Comparando estas dos versiones aquí reproducidas del comienzo de “La Celestina”, la versión original, sólo modernizada en las grafías, en algunos detalles como el vocalismo átono (“deferimos”) y alguna forma verbal en desuso (“vido”), con la versión actualizada para uso didáctico y lectura, ya sea en 3º ESO, ya en 1º de Bachillerato, se obtienen algunas conclusiones, que apuntan sobre todo al problema clave acerca del lugar de la lengua latina en el espacio pedagógico de la lengua materna como conformadora del léxico español y como arquetipo de la elaboración sintáctica, con mayor o menor artificio deliberado en las articulaciones de los periodos y cláusulas.

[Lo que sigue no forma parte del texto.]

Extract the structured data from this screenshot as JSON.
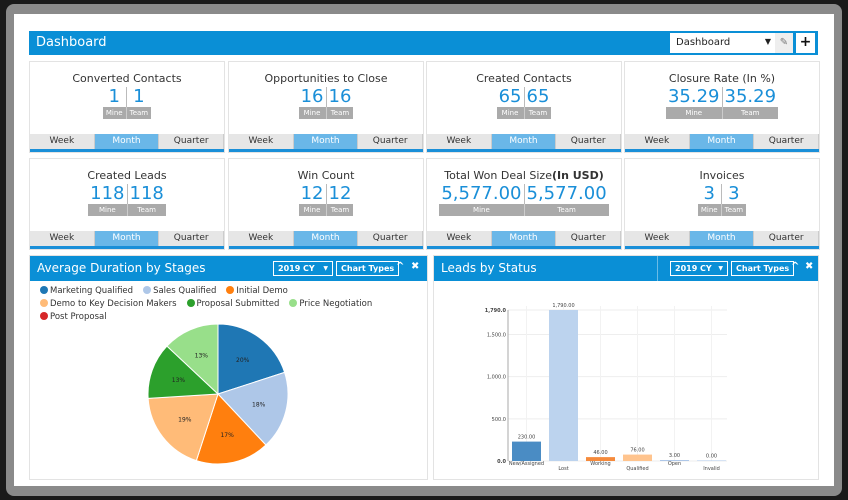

Para cualquiera un poco conocedor de la historia del estilo literario en lengua castellana (y la bien conocida “Historia de la lengua española” de Rafael Lapesa no apunta a otra finalidad que la estilística, puesto que casi todos los ejemplos de usos lingüísticos de que dispone el autor están documentados y extraídos de las obras y autores literarios más reseñables de nuestra tradición) la situación de la didáctica de la lengua castellana y su producción literaria ejemplar ocasiona no pocas incertidumbres acerca de los fines perseguidos y los medios empleados.

Versión original con grafías modernizadas

CALISTO. En esto veo, Melibea, la grandeza de Dios.

MELIBEA. ¿En qué, Calisto?

CALISTO. En dar poder a natura que de tan perfecta hermosura te dotase, y hacer a mí, inmérito, tanta merced que verte alcanzase, y en tan conveniente lugar, que mi secreto dolor manifestarte pudiese. Sin duda, incomparablemente es mayor tal galardón que el servicio, sacrificio, devoción y obras pías que por este lugar alcanzar yo tengo a Dios ofrecido ni otro poder mi voluntad humana puede cumplir. ¿Quién viera en esta vida cuerpo glorificado de ningún hombre como agora el mío? Por cierto, los gloriosos santos que se deleitan en la visión divina no gozan más que yo agora en el acatamiento tuyo. Mas, oh triste, que en esto diferimos, que ellos puramente se glorifican sin temor de caer de tal bienaventuranza, y yo, mixto, me alegro con recelo del esquivo tormento que tu ausencia me ha de causar.

MELIBEA. ¿Por gran premio tienes éste, Calisto?

CALISTO. Téngolo por tanto, en verdad, que si Dios me diese en el cielo la silla sobre sus santos, no lo tendría por tanta felicidad.

MELIBEA. Pues, ¡aún más igual galardón te daré yo, si perseveras!

CALISTO. iOh bienaventuradas orejas mías que indignamente tan gran palabra habéis oído!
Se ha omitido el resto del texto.